D.M. : En matière de travail, le programme du NFP aborde les principales questions : il remet au centre des préoccupations les conditions de travail – dont on a vu récemment qu’elle constituait un véritable point noir en France, quel que soit le déni que ces résultats provoquent chez certains responsables – en proposant de remettre en vigueur les critères de pénibilité supprimés par les ordonnances de 2017, en diminuant la durée de travail pour ceux qui ont des métiers pénibles, en remettant en action les CHSCT et en reconnaissant le burn-out comme maladie professionnelle.
Vous avez très longtemps défendu la réduction du temps de travail. Viser « le rétablissement de la durée hebdomadaire du travail à 35 heures » et « le passage aux 32 heures dans les métiers pénibles » vous semble-t-il un objectif atteignable ?
Si nous nous engageons vraiment dans la reconversion écologique de nos économies, nous aurons besoin de plus de travail humain
D.M. : J’ai un peu évolué sur la question de la réduction du temps de travail. Je pense en effet que si nous nous engageons vraiment dans la reconversion écologique de nos économies, nous aurons besoin de plus de travail humain. Pensons à l’agriculture biologique qui nécessite plus de travail que l’agriculture conventionnelle : moins de pesticides, moins de machines consommatrices d’énergie et génératrices d’émissions de gaz à effet de serre.

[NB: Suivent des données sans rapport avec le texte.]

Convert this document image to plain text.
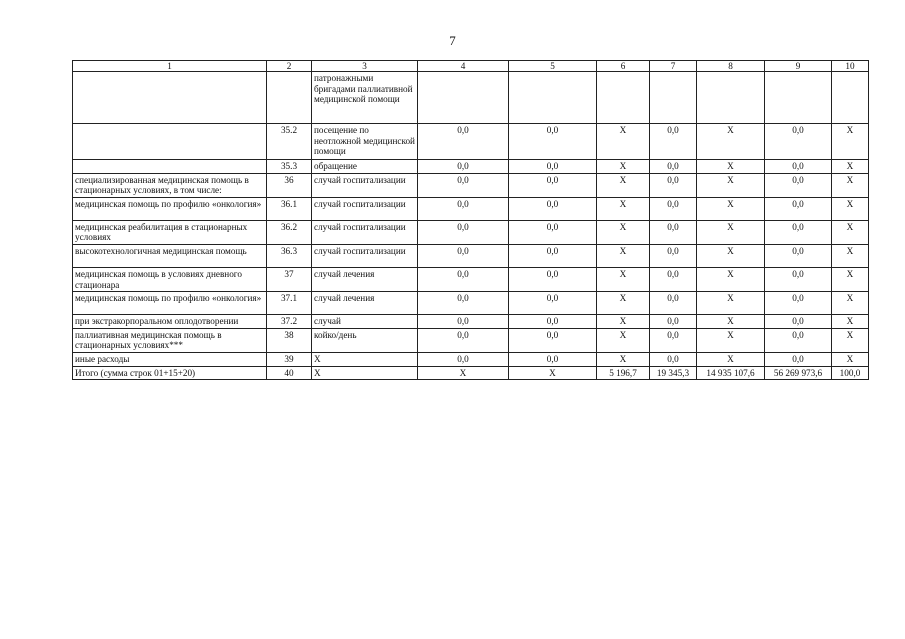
7
1	2	3	4	5	6	7	8	9	10
		патронажными бригадами паллиативной медицинской помощи							
	35.2	посещение по неотложной медицинской помощи	0,0	0,0	X	0,0	X	0,0	X
	35.3	обращение	0,0	0,0	X	0,0	X	0,0	X
специализированная медицинская помощь в стационарных условиях, в том числе:	36	случай госпитализации	0,0	0,0	X	0,0	X	0,0	X
медицинская помощь по профилю «онкология»	36.1	случай госпитализации	0,0	0,0	X	0,0	X	0,0	X
медицинская реабилитация в стационарных условиях	36.2	случай госпитализации	0,0	0,0	X	0,0	X	0,0	X
высокотехнологичная медицинская помощь	36.3	случай госпитализации	0,0	0,0	X	0,0	X	0,0	X
медицинская помощь в условиях дневного стационара	37	случай лечения	0,0	0,0	X	0,0	X	0,0	X
медицинская помощь по профилю «онкология»	37.1	случай лечения	0,0	0,0	X	0,0	X	0,0	X
при экстракорпоральном оплодотворении	37.2	случай	0,0	0,0	X	0,0	X	0,0	X
паллиативная медицинская помощь в стационарных условиях***	38	койко/день	0,0	0,0	X	0,0	X	0,0	X
иные расходы	39	X	0,0	0,0	X	0,0	X	0,0	X
Итого (сумма строк 01+15+20)	40	X	X	X	5 196,7	19 345,3	14 935 107,6	56 269 973,6	100,0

Nous devrons être suffisamment malins pour répartir ce volume de travail sur l’ensemble de la population active. Est-ce que cela signifie que chacun sera à 32 heures ou à 35 heures ? Non. De toute façon, il faut garder la durée légale à 35 heures. L’essentiel, c’est de permettre à toutes celles et ceux qui sont exclus de l’emploi d’y revenir. Non pas en leur coupant les vivres mais en leur permettant d’acquérir les qualifications nécessaires. Et dans tous les cas, oui, on doit s’intéresser à celles et ceux qui ont de très longues heures de travail, ainsi qu’à celles et ceux qui ont des métiers pénibles.
Alors bien sûr tout n’est pas traité. Certaines questions ne sont pas évoquées, certaines propositions pourront sembler aller trop loin ou pas assez. Mais disons-le, cela faisait longtemps qu’un programme aussi cohérent et aussi clairvoyant sur les défis que doit affronter l’Europe, n’avait pas été proposé. Paradoxalement, ce qui s’annonçait comme une catastrophe pourrait bien être le début d’une reconversion réussie.